If you haven't already done so, provision the dataset for use in the clean room. This allows you to set analysis rules on the configured fields.
From the Clean Room menu, select Datasets.
Click the gear icon next to the Analysis Rules setting on the dataset.
From the dialog that appears, select the type of rule you'd like to add from the tabs on the left:
For analytical questions, select Analytical Rule and then click
For list questions, select List Rule and then click
Note
To see an example of the type of rule, click the Example dropdown.
If needed, you can create the other rule type after configuring the first rule.
Enter a rule name.
For analytical rules, perform the following steps and then click
:Note
AWS clean rooms allow for a different combination of rules than other clean room types. Depending on the rule you've selected, this may require additional configurations or restrictions for functions allowed in the question.
Join Required: Select Yes to require that this dataset be joined to another dataset to be queried or select No to allow this dataset to be queried without joining to another dataset.
Note
Most often, you'll be selecting No.
Aggregation Threshold: For any fields that contain identifiers (such as a unique customer ID, household ID, or a hashed email), enter any desired aggregation threshold (the minimum number of unique records that must be included in the calculation of an aggregate clause).
Allow Join: For each field that you want to be able to use in a join clause within a question, select the check box in its Allow Join column.
Note
This is typically used for identifier columns.
Allow Projection: For each field that you want to allow in a question run's output, select the check box in its Allow Projection column.
Note
Fields containing identifiers might not be able to be projected due to your organization's settings.
Analytical Functions: For each included field, select the desired analytical functions. At least one of the selected functions must be run on the relevant field for the field to be projected in the question run's output (all other functions are allowed if one of these functions has been run). If all functions are allowed, at least one function must be run on the field.
Note
LiveRamp allows all common aggregation functions for every field by default. All functions are automatically allowed for fields where projection is allowed.
For list rules, perform the following steps and then click
:Allow Join: For each field that you want to be able to use in a join operation within a question, select the check box in the Allow Join column.
Note
This is typically used for identifier columns.

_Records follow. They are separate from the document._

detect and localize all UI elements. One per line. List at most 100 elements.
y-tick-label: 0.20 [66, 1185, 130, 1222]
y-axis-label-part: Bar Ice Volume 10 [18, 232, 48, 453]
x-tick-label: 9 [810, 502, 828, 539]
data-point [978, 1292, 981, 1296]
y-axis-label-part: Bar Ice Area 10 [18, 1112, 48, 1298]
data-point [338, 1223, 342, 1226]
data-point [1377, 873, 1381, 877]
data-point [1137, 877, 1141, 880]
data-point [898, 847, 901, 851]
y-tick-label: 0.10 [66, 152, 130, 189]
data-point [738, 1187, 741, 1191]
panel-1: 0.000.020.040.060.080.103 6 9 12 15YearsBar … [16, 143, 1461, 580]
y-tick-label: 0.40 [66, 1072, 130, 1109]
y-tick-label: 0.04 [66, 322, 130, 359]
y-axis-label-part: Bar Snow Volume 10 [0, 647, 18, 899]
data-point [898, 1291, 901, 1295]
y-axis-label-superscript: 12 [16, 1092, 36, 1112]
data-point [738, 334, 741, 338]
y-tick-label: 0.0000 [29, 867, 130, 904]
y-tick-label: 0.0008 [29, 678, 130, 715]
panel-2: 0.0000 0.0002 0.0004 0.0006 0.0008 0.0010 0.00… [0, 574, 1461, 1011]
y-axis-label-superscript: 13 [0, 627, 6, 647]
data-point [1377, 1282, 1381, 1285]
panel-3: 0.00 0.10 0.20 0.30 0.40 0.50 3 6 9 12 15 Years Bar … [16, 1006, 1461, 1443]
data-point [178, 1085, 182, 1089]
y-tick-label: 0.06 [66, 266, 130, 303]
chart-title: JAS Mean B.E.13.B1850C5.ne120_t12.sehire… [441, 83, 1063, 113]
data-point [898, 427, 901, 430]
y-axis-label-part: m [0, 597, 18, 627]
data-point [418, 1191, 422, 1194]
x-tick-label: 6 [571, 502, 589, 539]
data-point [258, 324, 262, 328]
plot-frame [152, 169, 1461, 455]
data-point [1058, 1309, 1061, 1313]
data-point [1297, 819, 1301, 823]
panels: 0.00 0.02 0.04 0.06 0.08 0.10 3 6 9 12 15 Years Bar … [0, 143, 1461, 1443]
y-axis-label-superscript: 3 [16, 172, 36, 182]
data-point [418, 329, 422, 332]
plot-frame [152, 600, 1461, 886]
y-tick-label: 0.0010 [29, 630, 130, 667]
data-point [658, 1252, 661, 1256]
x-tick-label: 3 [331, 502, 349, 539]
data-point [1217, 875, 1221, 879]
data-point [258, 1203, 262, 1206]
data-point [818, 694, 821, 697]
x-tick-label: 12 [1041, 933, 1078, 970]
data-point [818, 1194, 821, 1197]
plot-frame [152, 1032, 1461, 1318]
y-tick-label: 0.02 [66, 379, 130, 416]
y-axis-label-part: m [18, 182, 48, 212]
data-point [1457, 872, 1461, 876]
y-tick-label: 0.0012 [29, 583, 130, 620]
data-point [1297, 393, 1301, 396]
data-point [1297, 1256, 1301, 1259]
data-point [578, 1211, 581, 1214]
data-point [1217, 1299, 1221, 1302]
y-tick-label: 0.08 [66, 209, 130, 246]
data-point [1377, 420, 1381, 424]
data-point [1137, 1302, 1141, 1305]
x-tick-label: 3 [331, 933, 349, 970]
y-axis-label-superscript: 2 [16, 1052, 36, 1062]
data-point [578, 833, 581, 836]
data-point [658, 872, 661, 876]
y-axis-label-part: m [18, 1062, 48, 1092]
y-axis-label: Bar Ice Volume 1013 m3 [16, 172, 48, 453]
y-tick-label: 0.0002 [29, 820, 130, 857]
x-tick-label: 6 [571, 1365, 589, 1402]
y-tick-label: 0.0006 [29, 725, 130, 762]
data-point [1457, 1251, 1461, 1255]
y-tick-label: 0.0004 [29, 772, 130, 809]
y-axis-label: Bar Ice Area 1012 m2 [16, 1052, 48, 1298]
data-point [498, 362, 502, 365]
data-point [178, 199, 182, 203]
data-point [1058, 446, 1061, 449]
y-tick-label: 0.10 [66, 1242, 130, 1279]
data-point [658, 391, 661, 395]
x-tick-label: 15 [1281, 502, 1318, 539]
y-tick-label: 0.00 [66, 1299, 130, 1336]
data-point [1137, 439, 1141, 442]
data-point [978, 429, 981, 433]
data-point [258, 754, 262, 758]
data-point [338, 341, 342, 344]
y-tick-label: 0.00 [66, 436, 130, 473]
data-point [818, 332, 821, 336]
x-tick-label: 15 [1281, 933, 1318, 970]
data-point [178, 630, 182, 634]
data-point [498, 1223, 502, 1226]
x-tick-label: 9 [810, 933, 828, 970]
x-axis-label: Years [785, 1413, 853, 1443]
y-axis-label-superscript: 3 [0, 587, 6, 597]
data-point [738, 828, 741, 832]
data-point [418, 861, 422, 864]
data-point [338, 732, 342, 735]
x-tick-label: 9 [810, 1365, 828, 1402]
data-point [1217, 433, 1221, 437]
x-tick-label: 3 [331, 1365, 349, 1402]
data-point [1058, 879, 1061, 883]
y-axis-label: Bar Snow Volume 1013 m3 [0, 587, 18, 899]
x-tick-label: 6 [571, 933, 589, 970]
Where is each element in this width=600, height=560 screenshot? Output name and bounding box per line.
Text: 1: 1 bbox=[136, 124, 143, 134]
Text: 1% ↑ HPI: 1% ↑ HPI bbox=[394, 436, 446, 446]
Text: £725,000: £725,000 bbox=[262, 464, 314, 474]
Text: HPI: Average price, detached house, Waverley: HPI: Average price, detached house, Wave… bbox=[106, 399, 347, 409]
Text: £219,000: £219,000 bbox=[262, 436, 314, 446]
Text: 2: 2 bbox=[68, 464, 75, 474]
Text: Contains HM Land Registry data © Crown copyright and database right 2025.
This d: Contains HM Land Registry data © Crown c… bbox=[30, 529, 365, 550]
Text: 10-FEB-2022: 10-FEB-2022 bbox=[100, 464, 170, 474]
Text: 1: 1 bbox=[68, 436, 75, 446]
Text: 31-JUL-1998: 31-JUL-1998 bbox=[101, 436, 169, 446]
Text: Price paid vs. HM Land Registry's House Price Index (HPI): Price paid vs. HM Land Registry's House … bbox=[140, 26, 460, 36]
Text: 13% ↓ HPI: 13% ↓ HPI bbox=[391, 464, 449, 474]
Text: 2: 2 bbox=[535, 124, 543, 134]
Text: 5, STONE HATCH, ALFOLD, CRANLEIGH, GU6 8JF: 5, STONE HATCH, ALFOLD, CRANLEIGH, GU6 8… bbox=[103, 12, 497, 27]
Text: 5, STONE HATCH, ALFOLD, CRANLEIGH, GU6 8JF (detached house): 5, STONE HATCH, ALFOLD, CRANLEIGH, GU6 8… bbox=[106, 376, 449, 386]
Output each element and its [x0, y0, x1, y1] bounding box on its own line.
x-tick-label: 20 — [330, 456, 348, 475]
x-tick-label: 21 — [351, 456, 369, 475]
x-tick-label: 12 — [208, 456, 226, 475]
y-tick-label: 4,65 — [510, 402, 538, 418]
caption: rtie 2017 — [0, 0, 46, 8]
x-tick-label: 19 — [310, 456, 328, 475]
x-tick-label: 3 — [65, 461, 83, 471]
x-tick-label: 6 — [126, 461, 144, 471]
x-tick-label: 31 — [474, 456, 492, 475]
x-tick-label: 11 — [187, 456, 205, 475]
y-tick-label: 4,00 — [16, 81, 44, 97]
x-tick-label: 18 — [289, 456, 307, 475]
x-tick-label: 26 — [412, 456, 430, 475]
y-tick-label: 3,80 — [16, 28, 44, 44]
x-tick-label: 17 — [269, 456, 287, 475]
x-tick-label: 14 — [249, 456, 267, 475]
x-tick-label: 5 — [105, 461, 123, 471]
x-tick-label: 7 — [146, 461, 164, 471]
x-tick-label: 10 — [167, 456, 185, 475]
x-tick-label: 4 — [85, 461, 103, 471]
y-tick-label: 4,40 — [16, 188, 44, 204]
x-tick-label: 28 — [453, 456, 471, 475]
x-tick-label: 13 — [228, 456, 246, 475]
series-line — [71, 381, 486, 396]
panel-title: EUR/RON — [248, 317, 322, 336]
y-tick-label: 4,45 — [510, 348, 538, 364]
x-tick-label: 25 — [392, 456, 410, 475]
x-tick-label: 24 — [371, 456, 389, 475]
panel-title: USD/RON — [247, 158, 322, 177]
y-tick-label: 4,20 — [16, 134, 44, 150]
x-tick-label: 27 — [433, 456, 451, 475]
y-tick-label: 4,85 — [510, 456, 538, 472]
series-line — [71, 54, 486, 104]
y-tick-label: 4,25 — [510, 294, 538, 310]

Allow Projection: For each field that you want to allow in a question run's output, make sure that the check box in the Allow Projection column is selected.
Note
Fields containing identifiers might not be able to be projected due to your organization's settings.
If needed, repeat the steps above to create an additional rule for the other type of question.
Note
To edit a previously created rule, click on the gear icon next to the Analysis Rules setting on the dataset and then click Edit.
To delete a previously created rule, click on the gear icon next to the Analysis Rules setting on the dataset and then click the trash can icon.
Additional Guidelines for Specific Clean Room Types
See the additional guidelines below for certain clean room types:
AWS requires at least one analysis rule per question type per dataset for AWS clean rooms.
Column index referencing in Snowflake questions will lead to errors. Determine whether column index referencing is required if you would also like to enforce analysis rules.
Dataset Analysis Rule FAQs
Which LiveRamp clean room patterns support dataset analysis rules?
All clean room types support dataset analysis rules.
How are dataset analysis rules enforced?
For AWS Clean Rooms, LiveRamp leverages AWS' native analysis rules validator to enforce analysis rules. For other clean room patterns, LiveRamp supports its own validator using synthetic data to test whether a question will pass a given dataset's analysis rules before executing on the real data.
Can I make an exception to a dataset analysis rule for a given question and dataset pair?
Yes, you may skip analysis rules when assigning a dataset to a question at your own discretion.